When ardent Contra supporters said the deaths of innocent Nicaraguans were necessary collateral to protect the United States, I considered asking if that rationale extended to the death of the person standing in front of them. I didn’t ask; I knew the answer, from the bomb threat at Markham and U.S. government warnings against working in Nicaragua. If you behave as if your country isn’t elevated above others, people see you as one of “them.”
The patriotic argument always begins with love (for country) but inevitably demands our acquiescence for doing things to outsiders that is criminal behavior in our own country. The war taught me that peace begins with the way Jesus treated Samaritans, tax collectors and soldiers. He went out of his way to teach us that no borders stood between him and them.

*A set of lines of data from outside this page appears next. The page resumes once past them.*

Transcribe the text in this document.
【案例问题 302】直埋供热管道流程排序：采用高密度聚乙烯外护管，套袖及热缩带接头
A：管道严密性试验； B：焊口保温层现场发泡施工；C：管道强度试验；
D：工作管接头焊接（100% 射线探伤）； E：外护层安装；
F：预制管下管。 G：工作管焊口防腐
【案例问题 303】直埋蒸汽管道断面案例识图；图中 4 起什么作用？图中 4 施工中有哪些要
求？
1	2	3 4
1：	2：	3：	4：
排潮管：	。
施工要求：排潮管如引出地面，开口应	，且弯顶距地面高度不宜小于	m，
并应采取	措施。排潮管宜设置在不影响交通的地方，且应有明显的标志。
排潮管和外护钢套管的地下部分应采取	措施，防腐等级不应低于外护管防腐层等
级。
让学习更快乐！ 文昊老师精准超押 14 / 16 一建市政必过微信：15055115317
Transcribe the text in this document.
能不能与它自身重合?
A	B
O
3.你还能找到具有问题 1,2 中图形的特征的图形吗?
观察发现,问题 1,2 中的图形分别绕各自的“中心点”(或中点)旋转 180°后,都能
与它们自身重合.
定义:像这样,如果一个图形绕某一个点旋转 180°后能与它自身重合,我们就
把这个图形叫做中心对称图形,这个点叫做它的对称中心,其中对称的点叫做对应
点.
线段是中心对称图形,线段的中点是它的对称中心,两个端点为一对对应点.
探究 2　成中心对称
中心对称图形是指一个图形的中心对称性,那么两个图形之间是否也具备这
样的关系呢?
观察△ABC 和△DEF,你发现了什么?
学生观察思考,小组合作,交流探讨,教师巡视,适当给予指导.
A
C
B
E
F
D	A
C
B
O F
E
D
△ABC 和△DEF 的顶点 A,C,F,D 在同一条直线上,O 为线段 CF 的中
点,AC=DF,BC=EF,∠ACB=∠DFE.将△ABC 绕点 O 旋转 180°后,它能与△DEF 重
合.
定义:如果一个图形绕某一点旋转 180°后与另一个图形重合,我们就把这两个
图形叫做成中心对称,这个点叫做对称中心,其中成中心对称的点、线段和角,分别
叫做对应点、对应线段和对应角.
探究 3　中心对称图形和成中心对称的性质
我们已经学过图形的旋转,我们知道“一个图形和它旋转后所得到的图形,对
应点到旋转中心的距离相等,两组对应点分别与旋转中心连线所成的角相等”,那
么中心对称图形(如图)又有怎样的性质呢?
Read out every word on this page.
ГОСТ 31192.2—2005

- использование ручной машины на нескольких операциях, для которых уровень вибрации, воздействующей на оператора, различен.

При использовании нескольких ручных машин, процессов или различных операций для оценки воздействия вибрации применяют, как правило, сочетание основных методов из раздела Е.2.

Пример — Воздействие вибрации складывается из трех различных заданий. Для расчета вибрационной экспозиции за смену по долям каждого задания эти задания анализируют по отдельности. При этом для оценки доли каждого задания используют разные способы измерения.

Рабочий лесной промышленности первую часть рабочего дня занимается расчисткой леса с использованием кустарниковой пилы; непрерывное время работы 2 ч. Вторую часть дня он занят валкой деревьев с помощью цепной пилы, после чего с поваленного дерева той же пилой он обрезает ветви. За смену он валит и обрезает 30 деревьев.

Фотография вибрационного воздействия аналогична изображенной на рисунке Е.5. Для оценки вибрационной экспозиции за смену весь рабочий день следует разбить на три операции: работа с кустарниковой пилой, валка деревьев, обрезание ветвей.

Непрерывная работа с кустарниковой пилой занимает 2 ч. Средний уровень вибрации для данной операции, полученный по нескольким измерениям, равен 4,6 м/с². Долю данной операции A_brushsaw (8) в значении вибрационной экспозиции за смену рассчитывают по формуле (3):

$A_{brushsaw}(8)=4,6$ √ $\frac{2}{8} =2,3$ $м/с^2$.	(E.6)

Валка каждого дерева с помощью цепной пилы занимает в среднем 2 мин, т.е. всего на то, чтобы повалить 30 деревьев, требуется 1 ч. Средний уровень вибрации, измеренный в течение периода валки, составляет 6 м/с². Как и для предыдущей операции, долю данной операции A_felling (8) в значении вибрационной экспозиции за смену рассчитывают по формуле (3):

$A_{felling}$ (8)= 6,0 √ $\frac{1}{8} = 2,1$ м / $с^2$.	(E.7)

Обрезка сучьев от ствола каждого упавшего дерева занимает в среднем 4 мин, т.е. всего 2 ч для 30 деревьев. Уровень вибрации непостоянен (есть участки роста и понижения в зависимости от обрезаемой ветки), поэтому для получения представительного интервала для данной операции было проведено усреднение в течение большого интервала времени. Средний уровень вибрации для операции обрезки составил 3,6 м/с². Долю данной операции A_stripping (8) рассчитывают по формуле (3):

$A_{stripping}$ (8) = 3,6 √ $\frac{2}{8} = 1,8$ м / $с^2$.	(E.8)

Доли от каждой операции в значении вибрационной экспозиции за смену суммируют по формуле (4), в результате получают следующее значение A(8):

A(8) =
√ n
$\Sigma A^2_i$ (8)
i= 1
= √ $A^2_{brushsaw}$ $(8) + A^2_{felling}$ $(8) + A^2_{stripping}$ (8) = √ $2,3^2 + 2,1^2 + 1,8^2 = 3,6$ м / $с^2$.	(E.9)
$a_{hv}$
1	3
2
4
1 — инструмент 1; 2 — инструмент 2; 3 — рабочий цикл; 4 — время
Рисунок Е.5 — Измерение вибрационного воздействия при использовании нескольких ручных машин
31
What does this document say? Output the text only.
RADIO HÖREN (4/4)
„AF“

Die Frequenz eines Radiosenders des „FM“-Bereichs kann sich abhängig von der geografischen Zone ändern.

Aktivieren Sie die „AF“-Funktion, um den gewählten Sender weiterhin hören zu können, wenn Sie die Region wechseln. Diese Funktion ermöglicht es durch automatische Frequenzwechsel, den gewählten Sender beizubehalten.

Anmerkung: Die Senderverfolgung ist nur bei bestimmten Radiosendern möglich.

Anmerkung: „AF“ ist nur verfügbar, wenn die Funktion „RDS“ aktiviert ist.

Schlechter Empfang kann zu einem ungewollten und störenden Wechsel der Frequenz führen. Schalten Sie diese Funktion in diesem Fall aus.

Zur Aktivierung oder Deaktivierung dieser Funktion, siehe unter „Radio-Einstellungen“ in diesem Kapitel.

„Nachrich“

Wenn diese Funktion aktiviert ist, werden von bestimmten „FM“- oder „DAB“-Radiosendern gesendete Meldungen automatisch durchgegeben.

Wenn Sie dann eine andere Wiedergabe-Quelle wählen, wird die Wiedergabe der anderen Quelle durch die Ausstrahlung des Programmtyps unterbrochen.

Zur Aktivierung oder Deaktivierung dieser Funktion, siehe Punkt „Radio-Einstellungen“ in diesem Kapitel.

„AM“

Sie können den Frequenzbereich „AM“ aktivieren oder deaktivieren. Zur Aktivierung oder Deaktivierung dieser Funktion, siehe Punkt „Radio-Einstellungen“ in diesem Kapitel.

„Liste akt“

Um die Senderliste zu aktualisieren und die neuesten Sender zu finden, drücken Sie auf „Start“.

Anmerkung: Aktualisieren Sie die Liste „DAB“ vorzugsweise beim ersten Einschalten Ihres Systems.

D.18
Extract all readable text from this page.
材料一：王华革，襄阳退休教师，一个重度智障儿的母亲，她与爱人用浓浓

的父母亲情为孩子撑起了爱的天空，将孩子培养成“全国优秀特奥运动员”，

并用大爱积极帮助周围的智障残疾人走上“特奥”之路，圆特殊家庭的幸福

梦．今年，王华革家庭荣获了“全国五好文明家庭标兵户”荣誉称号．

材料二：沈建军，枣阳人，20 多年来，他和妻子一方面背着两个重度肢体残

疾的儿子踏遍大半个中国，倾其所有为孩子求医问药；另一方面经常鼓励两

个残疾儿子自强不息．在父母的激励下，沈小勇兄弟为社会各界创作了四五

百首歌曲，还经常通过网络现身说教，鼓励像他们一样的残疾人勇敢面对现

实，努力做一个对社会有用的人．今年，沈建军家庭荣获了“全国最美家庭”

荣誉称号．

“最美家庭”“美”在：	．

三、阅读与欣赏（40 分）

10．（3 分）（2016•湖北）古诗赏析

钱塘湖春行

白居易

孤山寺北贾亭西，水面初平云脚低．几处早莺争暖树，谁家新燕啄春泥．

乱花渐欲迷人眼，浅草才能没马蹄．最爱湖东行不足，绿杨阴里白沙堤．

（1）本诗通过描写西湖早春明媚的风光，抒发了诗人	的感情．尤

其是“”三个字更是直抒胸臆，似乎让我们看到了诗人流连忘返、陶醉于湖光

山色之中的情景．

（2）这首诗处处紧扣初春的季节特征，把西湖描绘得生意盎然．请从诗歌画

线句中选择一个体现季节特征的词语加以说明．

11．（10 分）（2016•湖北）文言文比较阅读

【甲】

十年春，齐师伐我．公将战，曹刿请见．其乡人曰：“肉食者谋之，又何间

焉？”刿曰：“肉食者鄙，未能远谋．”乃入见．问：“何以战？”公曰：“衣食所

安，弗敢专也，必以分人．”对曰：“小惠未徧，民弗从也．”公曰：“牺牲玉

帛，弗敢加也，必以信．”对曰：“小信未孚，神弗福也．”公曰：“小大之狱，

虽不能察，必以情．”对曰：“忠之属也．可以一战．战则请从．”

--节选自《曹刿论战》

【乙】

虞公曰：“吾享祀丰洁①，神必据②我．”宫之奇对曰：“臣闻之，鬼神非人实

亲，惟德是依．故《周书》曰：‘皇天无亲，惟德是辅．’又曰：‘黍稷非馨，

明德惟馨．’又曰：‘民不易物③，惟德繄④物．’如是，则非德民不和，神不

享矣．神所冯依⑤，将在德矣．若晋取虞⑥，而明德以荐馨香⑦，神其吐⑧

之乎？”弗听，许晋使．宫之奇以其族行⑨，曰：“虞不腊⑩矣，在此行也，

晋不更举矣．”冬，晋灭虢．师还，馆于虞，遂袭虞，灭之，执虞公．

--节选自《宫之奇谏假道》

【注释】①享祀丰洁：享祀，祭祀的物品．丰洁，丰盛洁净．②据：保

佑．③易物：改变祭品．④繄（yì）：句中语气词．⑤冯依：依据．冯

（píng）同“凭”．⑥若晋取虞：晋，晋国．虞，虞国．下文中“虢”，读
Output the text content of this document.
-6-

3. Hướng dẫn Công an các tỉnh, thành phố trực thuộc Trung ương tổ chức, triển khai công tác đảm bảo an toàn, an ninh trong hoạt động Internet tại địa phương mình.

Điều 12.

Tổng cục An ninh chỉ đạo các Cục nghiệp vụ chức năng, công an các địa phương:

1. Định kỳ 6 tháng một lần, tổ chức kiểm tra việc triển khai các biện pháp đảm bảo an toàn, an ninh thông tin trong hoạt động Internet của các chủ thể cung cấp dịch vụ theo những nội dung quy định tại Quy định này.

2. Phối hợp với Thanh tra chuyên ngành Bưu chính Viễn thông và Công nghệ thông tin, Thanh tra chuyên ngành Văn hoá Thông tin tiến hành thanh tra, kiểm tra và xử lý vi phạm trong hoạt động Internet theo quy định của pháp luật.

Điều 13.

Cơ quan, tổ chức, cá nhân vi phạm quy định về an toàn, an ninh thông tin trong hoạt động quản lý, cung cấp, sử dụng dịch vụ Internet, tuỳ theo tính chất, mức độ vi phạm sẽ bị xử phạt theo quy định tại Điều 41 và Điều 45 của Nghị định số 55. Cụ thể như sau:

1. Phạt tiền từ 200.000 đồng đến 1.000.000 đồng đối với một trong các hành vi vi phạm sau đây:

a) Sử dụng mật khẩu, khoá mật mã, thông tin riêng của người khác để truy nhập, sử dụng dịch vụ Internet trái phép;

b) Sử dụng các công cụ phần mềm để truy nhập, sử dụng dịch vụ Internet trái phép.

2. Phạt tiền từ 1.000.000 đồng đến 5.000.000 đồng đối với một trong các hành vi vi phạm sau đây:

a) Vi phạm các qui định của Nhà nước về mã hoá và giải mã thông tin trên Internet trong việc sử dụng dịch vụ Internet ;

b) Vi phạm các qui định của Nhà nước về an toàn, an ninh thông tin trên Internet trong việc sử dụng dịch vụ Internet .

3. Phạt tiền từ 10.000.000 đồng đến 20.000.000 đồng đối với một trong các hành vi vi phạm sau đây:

It didn’t matter that such actions violated intense social expectations or angered some.
As a kid I often attended sporting events at a Mennonite college with the tradition of standing and singing the National Anthem. I wondered if it was inconsistent, but then why would the college do it? When I discovered as a student at Goshen (Ind.) College that it didn’t play the anthem, that practice spoke louder to me than any classroom lecture on the topic. That practice was later validated in the war by what I saw patriotism do to people on both ends, the believing and the receiving. That is why I felt terrible sadness when the college that set me on the path to Nicaragua was teaching students to stand in solemn religious obedience for a ceremony cultivating patriotic allegiances.
Doug Schirch is professor of chemistry at Goshen (Ind.) College.